I was using WiFi to set up a camera in the front yard, using BI and UI3, say about 130 feet, and a number of walls, from my router. The tablet, a Samsung, wouldn't hold a connection to the router for more than a few seconds, then signal loss. The craptop, an Asus, would hold it for a few minutes, then I'd move or something else would, and it would drop. Went back into the house, rotated the WiFi router 90 degrees reorienting the internal antenna, and was able to maintain a connection long enough to get the camera zoom and focus set. Minor changes in the RF path made all the difference. How long it would hold I never found 'out, didn't want to spend the afternoon standing on a ladder under a tree mounted camera. Like I said, WiFi, being as marginal as it is, is not a good solution for video transmission.
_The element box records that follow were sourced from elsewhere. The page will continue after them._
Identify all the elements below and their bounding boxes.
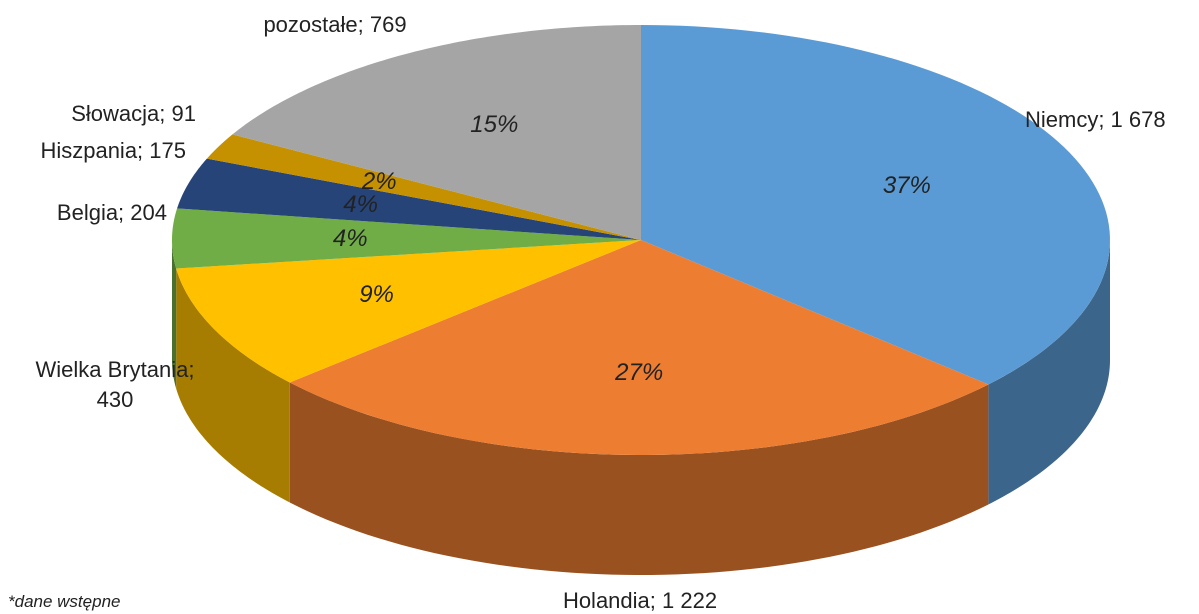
data-label: Belgia; 204 <box>56 200 167 225</box>
footnote: *dane wstępne <box>8 592 121 611</box>
slice <box>206 134 641 240</box>
percent-label: 37% <box>882 172 931 199</box>
data-label: Wielka Brytania; 430 <box>35 357 195 412</box>
data-label: Hiszpania; 175 <box>40 138 186 163</box>
slice-side <box>176 268 290 503</box>
slice-side <box>289 382 989 575</box>
slice <box>289 240 989 455</box>
slice <box>172 208 642 269</box>
percent-label: 15% <box>470 110 519 138</box>
data-label: pozostałe; 769 <box>263 12 407 37</box>
percent-label: 2% <box>361 167 397 195</box>
slice-side <box>988 240 1110 505</box>
percent-label: 9% <box>359 281 394 309</box>
percent-label: 27% <box>615 359 664 387</box>
slice <box>177 158 642 240</box>
data-label: Holandia; 1 222 <box>562 588 718 613</box>
slice <box>232 25 641 240</box>
percent-label: 4% <box>343 190 378 218</box>
data-label: Słowacja; 91 <box>71 101 196 126</box>
percent-label: 4% <box>332 225 368 253</box>
slice <box>176 240 642 383</box>
slice <box>641 25 1110 385</box>
data-label: Niemcy; 1 678 <box>1025 107 1166 132</box>
slice-side <box>172 240 177 389</box>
Ever notice how TV stations do real remotes? Fancy, high gain, microwave dishes on telescoping masts and high power, 100 watt or so transmitters. Even with that they drop signals all the time. The new trend of cell phone video, while convenient, shows the same set of problems. Back before cable wasn't around there was subscription TV, pay UHF channels. They wanted a signal level of 0dbm to be able to provide service and they were providing antennas with 10 to 15db gain not the minus db gain of stub or no real antenna ( a quarter wave at 2.4ghz is really short but has 0db gain or even a loss. Even then, there were drop outs. I've always wondered why dish antennas, which have some real gain, aren't used for point to point WiFi just for applications like this. It would probably eliminate a lot of the problems. I guess they're not aesthetic enough.
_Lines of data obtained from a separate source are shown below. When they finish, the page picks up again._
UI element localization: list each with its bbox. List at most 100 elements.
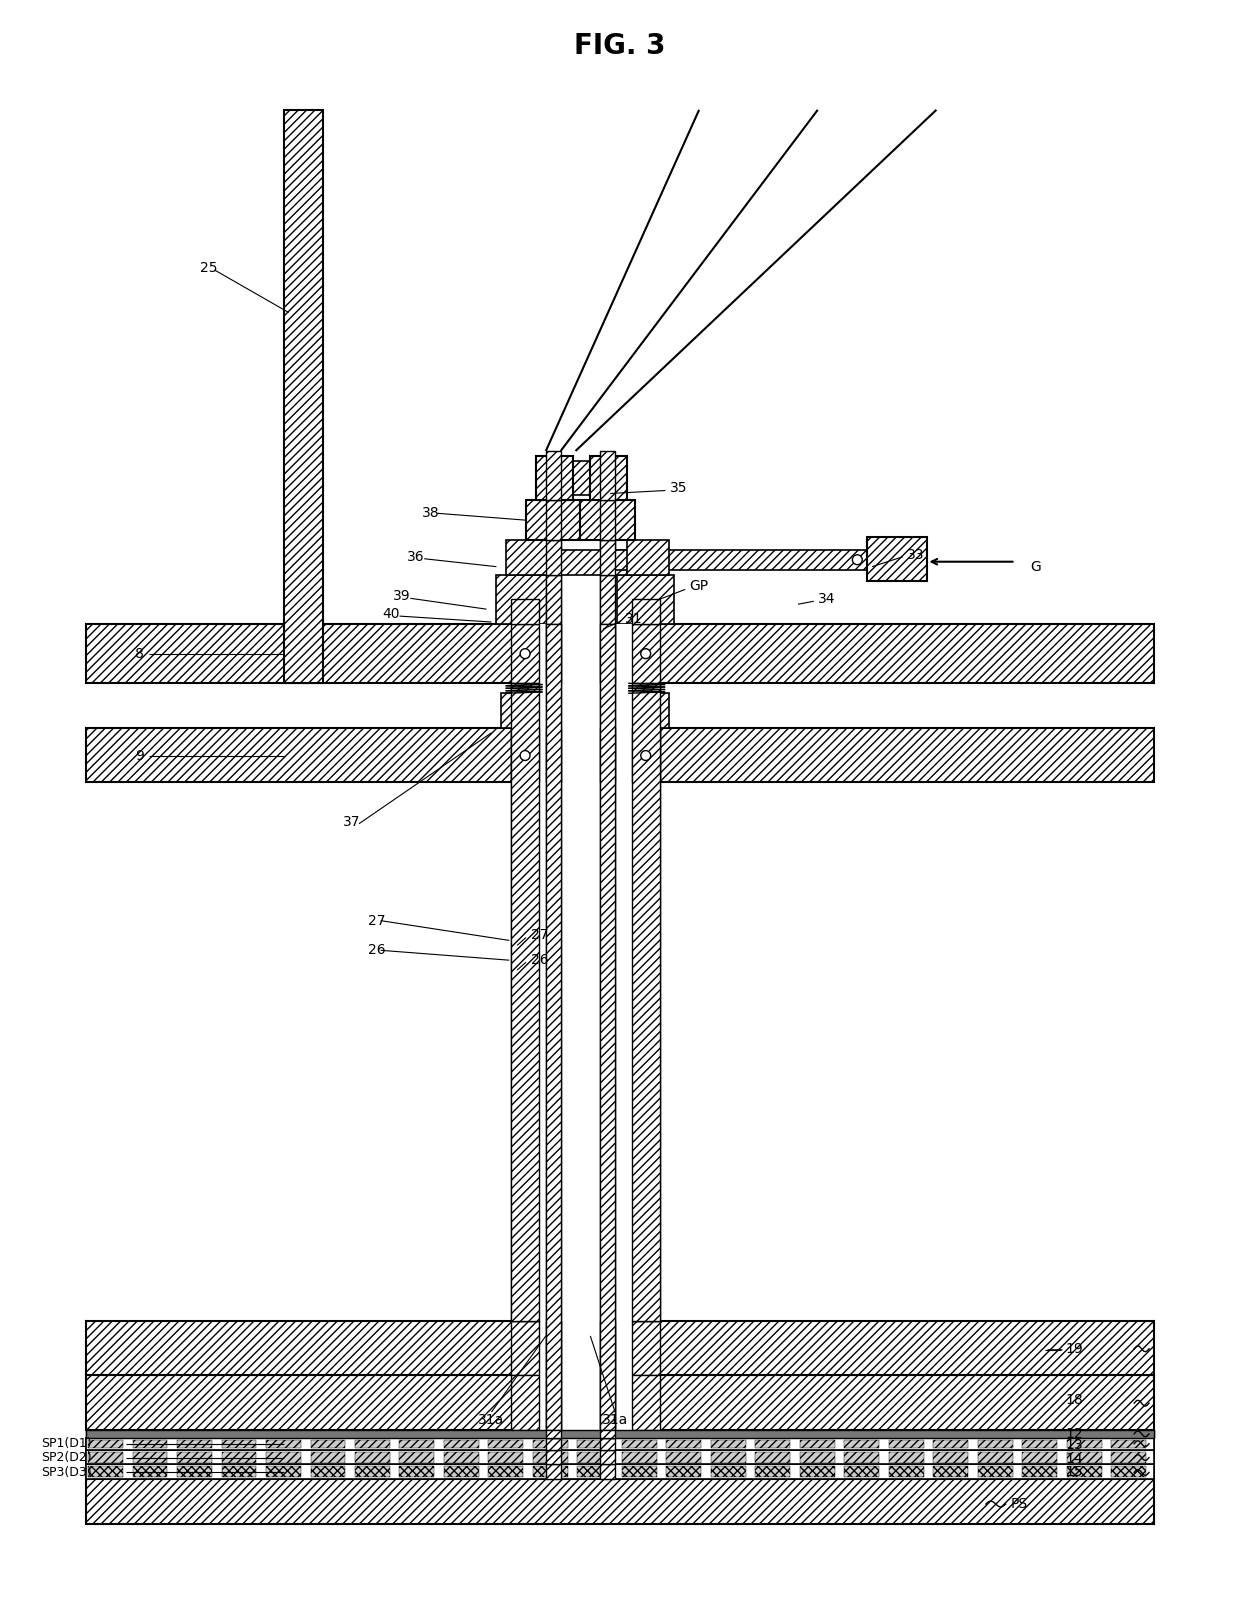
Bar — [284, 111, 324, 684]
Bar — [399, 1451, 434, 1463]
Bar — [133, 1466, 167, 1477]
Text: 39: 39 — [393, 590, 410, 604]
Bar — [755, 1440, 790, 1448]
Bar — [1023, 1451, 1056, 1463]
Bar — [711, 1451, 745, 1463]
Bar — [978, 1440, 1011, 1448]
Bar — [546, 1450, 560, 1464]
Text: SP2(D2): SP2(D2) — [42, 1451, 92, 1464]
Bar — [934, 1466, 968, 1477]
Bar — [889, 1440, 924, 1448]
Bar — [310, 1451, 345, 1463]
Bar — [539, 727, 632, 782]
Bar — [511, 1322, 539, 1376]
Bar — [506, 540, 549, 575]
Bar — [666, 1451, 701, 1463]
Bar — [310, 1440, 343, 1448]
Bar — [133, 1466, 167, 1477]
Bar — [355, 1466, 389, 1477]
Bar — [511, 625, 539, 684]
Bar — [267, 1451, 300, 1463]
Bar — [546, 727, 560, 782]
Bar — [1066, 1466, 1101, 1477]
Bar — [600, 452, 615, 500]
Bar — [624, 694, 670, 727]
Bar — [177, 1451, 212, 1463]
Circle shape — [852, 554, 862, 564]
Bar — [444, 1466, 479, 1477]
Bar — [511, 1376, 660, 1431]
Bar — [755, 1466, 790, 1477]
Bar — [934, 1466, 968, 1477]
Bar — [86, 727, 1154, 782]
Bar — [1023, 1440, 1056, 1448]
Bar — [844, 1440, 877, 1448]
Bar — [88, 1440, 123, 1448]
Bar — [1023, 1440, 1055, 1448]
Bar — [444, 1451, 479, 1463]
Bar — [934, 1440, 966, 1448]
Bar — [549, 549, 627, 575]
Text: 35: 35 — [670, 481, 687, 495]
Bar — [526, 500, 580, 540]
Bar — [86, 1322, 1154, 1376]
Bar — [310, 1451, 345, 1463]
Bar — [615, 549, 897, 570]
Bar — [177, 1466, 212, 1477]
Bar — [177, 1440, 210, 1448]
Text: 31a: 31a — [601, 1413, 629, 1427]
Bar — [539, 625, 632, 684]
Bar — [267, 1451, 300, 1463]
Bar — [800, 1451, 835, 1463]
Bar — [399, 1440, 432, 1448]
Bar — [355, 1440, 388, 1448]
Bar — [600, 1376, 615, 1431]
Bar — [622, 1466, 657, 1477]
Bar — [755, 1451, 790, 1463]
Bar — [222, 1466, 257, 1477]
Bar — [666, 1440, 699, 1448]
Bar — [627, 540, 670, 575]
Bar — [844, 1466, 879, 1477]
Bar — [533, 1440, 565, 1448]
Bar — [600, 1437, 615, 1450]
Bar — [622, 1451, 657, 1463]
Bar — [600, 1450, 615, 1464]
Bar — [889, 1440, 921, 1448]
Bar — [222, 1440, 254, 1448]
Bar — [600, 500, 615, 540]
Bar — [1066, 1440, 1100, 1448]
Bar — [267, 1440, 299, 1448]
Bar — [310, 1466, 345, 1477]
Bar — [533, 1440, 568, 1448]
Bar — [222, 1440, 257, 1448]
Text: 33: 33 — [906, 548, 924, 562]
Bar — [222, 1451, 257, 1463]
Text: 18: 18 — [1065, 1394, 1083, 1407]
Bar — [578, 1451, 613, 1463]
Bar — [533, 1466, 568, 1477]
Bar — [86, 1450, 1154, 1464]
Bar — [310, 1440, 345, 1448]
Bar — [978, 1451, 1013, 1463]
Text: 40: 40 — [383, 607, 401, 622]
Bar — [511, 1322, 660, 1376]
Text: 27: 27 — [531, 929, 548, 942]
Text: 26: 26 — [368, 944, 386, 958]
Bar — [578, 1451, 613, 1463]
Bar — [511, 684, 539, 1322]
Bar — [622, 1440, 657, 1448]
Bar — [978, 1440, 1013, 1448]
Text: 12: 12 — [1065, 1427, 1083, 1440]
Bar — [600, 575, 615, 625]
Bar — [86, 1479, 1154, 1524]
Text: FIG. 3: FIG. 3 — [574, 32, 666, 59]
Bar — [889, 1466, 924, 1477]
Bar — [86, 1437, 1154, 1450]
Text: 19: 19 — [1065, 1342, 1083, 1355]
Bar — [533, 1466, 568, 1477]
Bar — [177, 1440, 212, 1448]
Bar — [1111, 1466, 1146, 1477]
Circle shape — [520, 649, 529, 658]
Bar — [489, 1466, 523, 1477]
Incidentally, my first camera was a WiFi in that same tree. I used antennas that were advertised as 6dbm gain, allegedly multiplying the signal level by four times. It would hold for a few hours then drop and need a reset. Same thing you're experiencing.
 
Joined
Feb 2, 2018
Messages
16
Reaction score
1
So how do I prove that I'm having an RF environment problem? The symptoms seems so much more like some kind of "bandwidth trap", as I keep calling it. Like if the camera fell behind for just a tick and then got stuck there.
 

awsum140

Known around here
Joined
Nov 14, 2017
Messages
1,254
Reaction score
1,128
Location
Southern NJ
Run a cable is the simplest way. I dug a trench, put in conduit and sealtite and pulled cable. No problems with dropouts anymore. String one overhead or whatever, but I think you'll see the same result...solid signal and no dropouts.